Таким образом, единственным точным критерием остается внешняя форма, которая в том или ином виде выдерживается всеми органами, претендующими на завоевание власти. Поскольку на каждой территории таких субъектов может быть несколько, то издаваемые ими нормы являются юридическими в одинаковой степени, что и позволяет квалифицировать данную ситуацию в качестве «правового плюрализма».
Это положение дел сохраняется до того момента, пока одна из конкурирующих сил не одерживает верх в борьбе и не завладевает монополией на форму права. Это означает, что централизованная власть в императивном порядке объявляет, какие источники права она признает, кем и в каком порядке они могут создаваться и каким способом должны доводиться до сведения общества. Другие претенденты на власть подавляются, прекращают свою нормотворческую активность, и в этот момент состояние правового плюрализма завершается.
Тем не менее даже после этого революционное право не обретает устойчивого статуса. Дело в том, что формальное господство одного нормативного порядка еще не означает, что его социальная миссия реализована. Чтобы производить необходимое интегративное, мобилизующее и управляющее действие на людей, право должно обладать сильными суггестивными качествами, т. е. быть инструментом коллективного внушения. У адресатов правового регулирования не должно быть сомнений в том, что требованиям права следует подчиняться. При этом их «акт признания» должен распространяться на всю систему правовых норм, ведь невозможно обосновывать целесообразность каждого отдельного требования.
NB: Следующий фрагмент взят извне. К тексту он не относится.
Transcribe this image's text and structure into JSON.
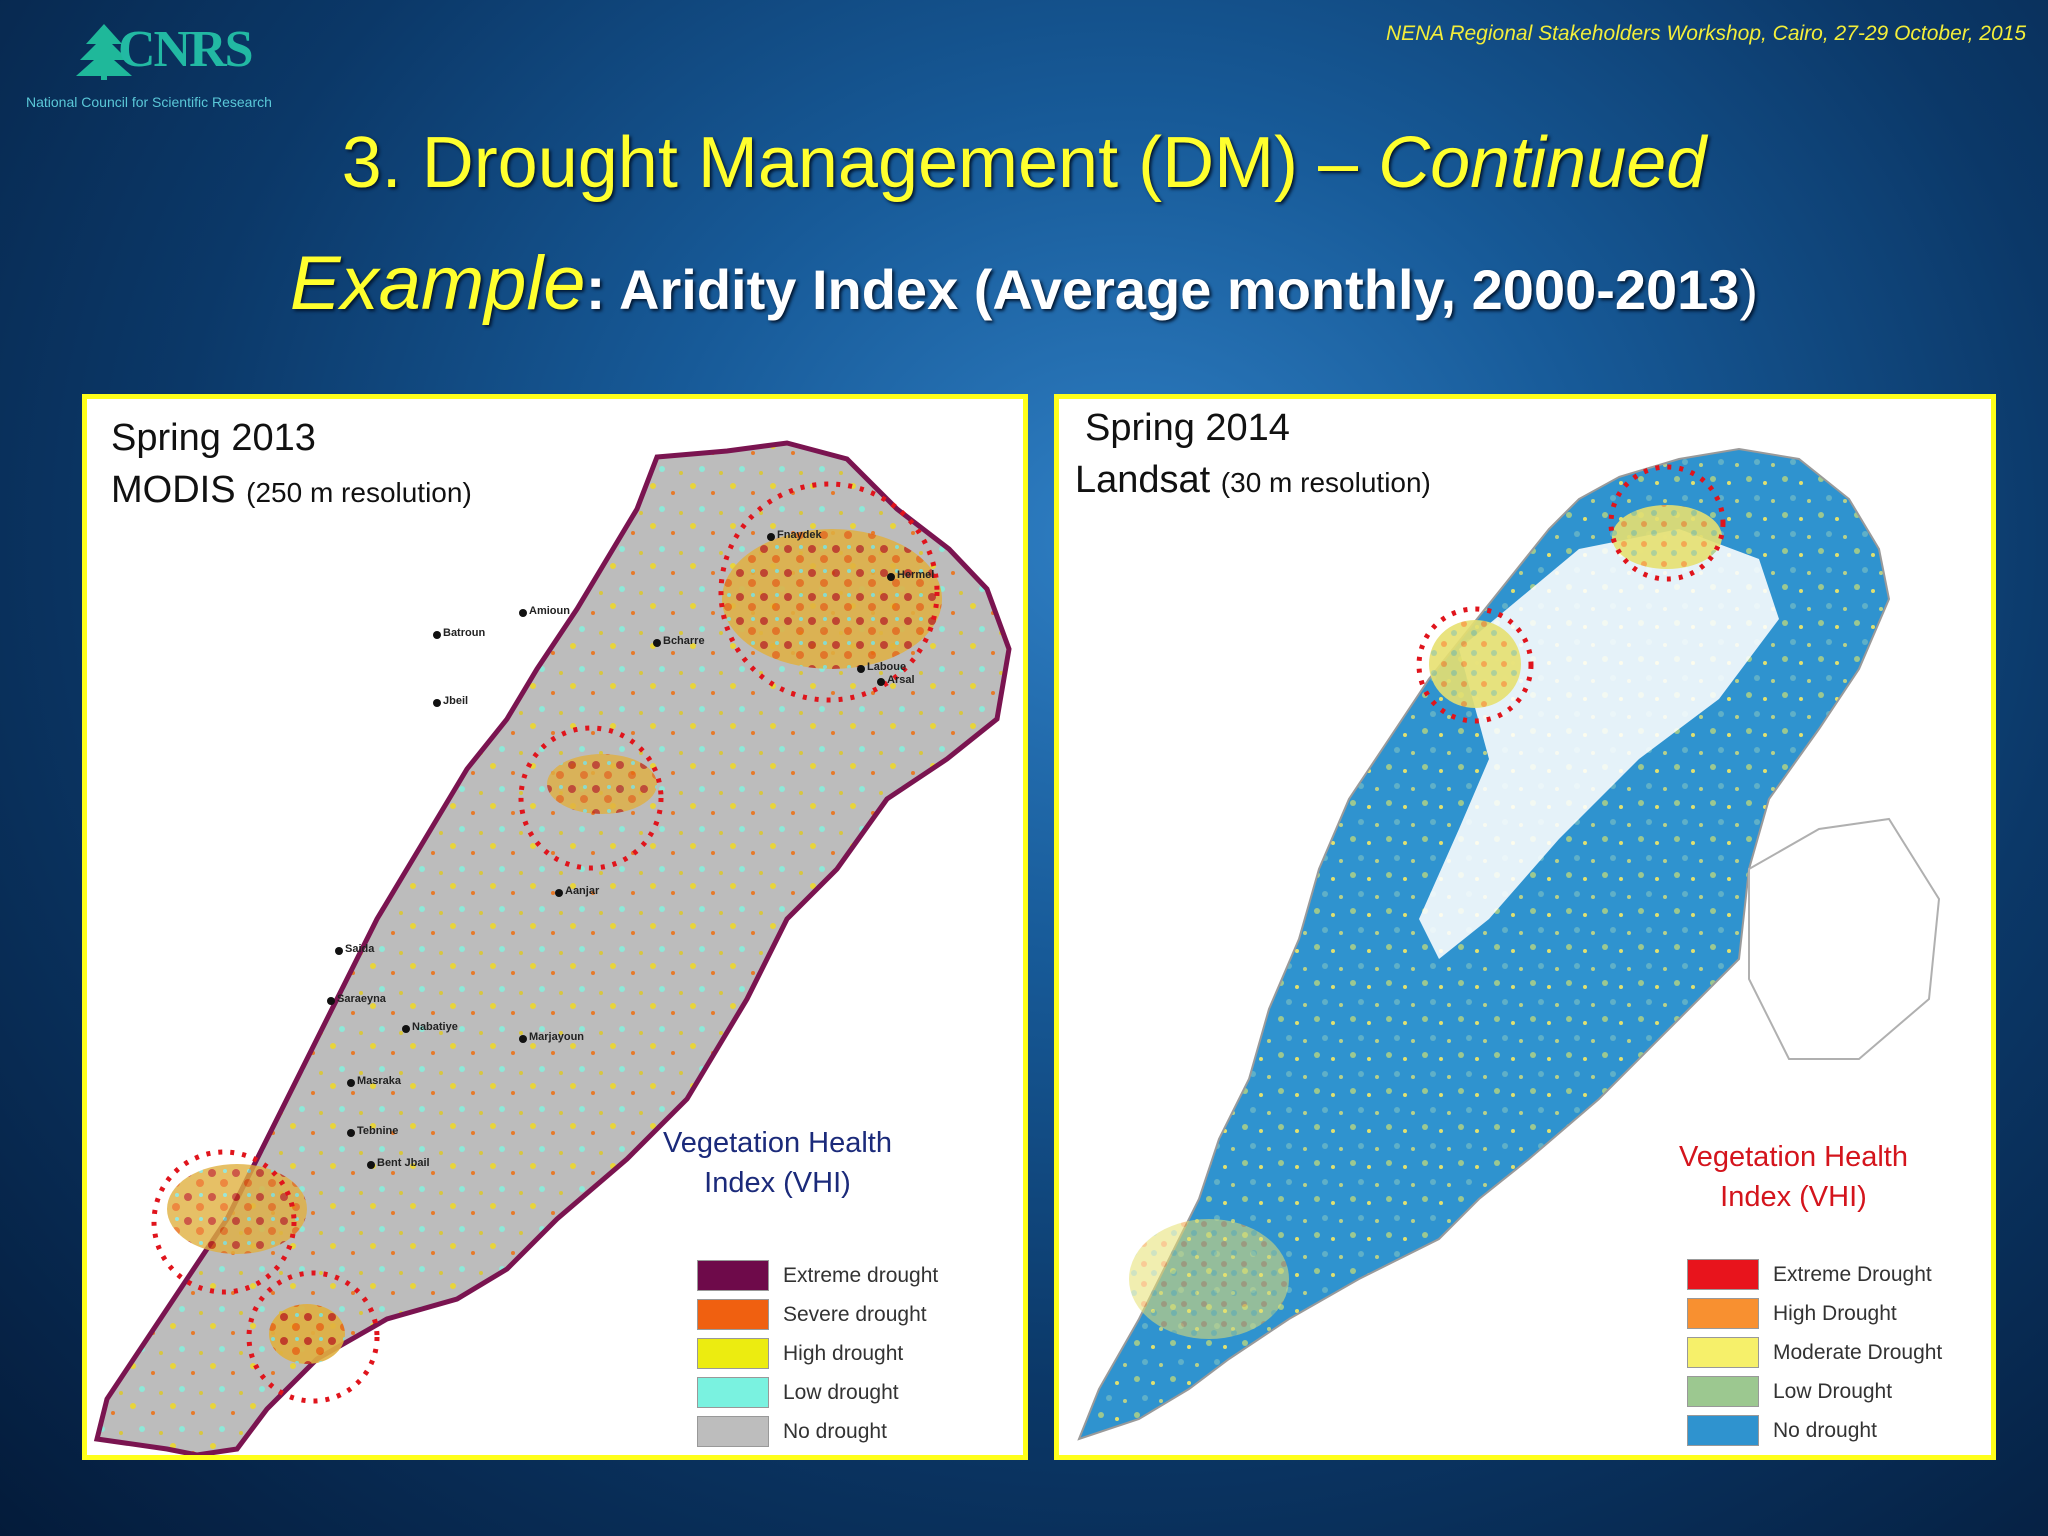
{
  "header": {
    "logo_text": "CNRS",
    "logo_subtitle": "National Council for Scientific Research",
    "workshop": "NENA Regional  Stakeholders Workshop, Cairo, 27-29 October, 2015"
  },
  "title": {
    "main": "3. Drought Management (DM)  – ",
    "continued": "Continued"
  },
  "subtitle": {
    "example": "Example",
    "colon": ":",
    "text": " Aridity Index (Average monthly, 2000-2013",
    "close": ")"
  },
  "left_panel": {
    "season": "Spring 2013",
    "sensor": "MODIS",
    "resolution": "(250 m resolution)",
    "index_line1": "Vegetation Health",
    "index_line2": "Index (VHI)",
    "index_color": "#1b2a7a",
    "legend": [
      {
        "label": "Extreme drought",
        "color": "#6e0a4a"
      },
      {
        "label": "Severe drought",
        "color": "#f06010"
      },
      {
        "label": "High drought",
        "color": "#ecec10"
      },
      {
        "label": "Low drought",
        "color": "#7af2e0"
      },
      {
        "label": "No drought",
        "color": "#bdbdbd"
      }
    ],
    "cities": [
      "Fnaydek",
      "Hermel",
      "Amioun",
      "Batroun",
      "Bcharre",
      "Laboue",
      "Arsal",
      "Jbeil",
      "Aanjar",
      "Saida",
      "Saraeyna",
      "Nabatiye",
      "Marjayoun",
      "Masraka",
      "Tebnine",
      "Bent Jbail"
    ]
  },
  "right_panel": {
    "season": "Spring 2014",
    "sensor": "Landsat",
    "resolution": "(30 m resolution)",
    "index_line1": "Vegetation Health",
    "index_line2": "Index (VHI)",
    "index_color": "#d4141c",
    "legend": [
      {
        "label": "Extreme Drought",
        "color": "#e8141c"
      },
      {
        "label": "High Drought",
        "color": "#f89030"
      },
      {
        "label": "Moderate Drought",
        "color": "#f6f06a"
      },
      {
        "label": "Low Drought",
        "color": "#9cc890"
      },
      {
        "label": "No drought",
        "color": "#2f93cf"
      }
    ]
  }
}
В рамках «старого» (дореволюционного) правопорядка, как уже отмечалось, это внушение опирается на силу традиции и привычки; правовые императивы воспринимаются как часть устоявшегося образа жизни, что обеспечивает относительно высокий уровень их соблюдения. Нововведения революционной эпохи этим свойством не обладают, что требует, кроме прочего, обращения к силовым и количественным способам легитимации.
Силовая составляющая выражается в том, что революционным законам, как правило, в той или иной степени свойственна жестокость, вызванная не только борьбой с врагами, но и необходимостью показать мощь новой власти и права. Способность закона стать причиной человеческой смерти есть наглядное свидетельство того, что закон не является пустой формальностью. Показательные судебные процессы, проводимые по упрощенной процедуре и завершающиеся смертными приговорами, являются признаком того, что революционное право еще не обрело устойчивого качества[386]. Однако в какой-то момент жертвами этих процессов становятся сами вожди революции, и это означает, что правовые институты уже набрали собственную силу и стали самостоятельным фактором социальной жизни, а не орудием в руках отдельных личностей.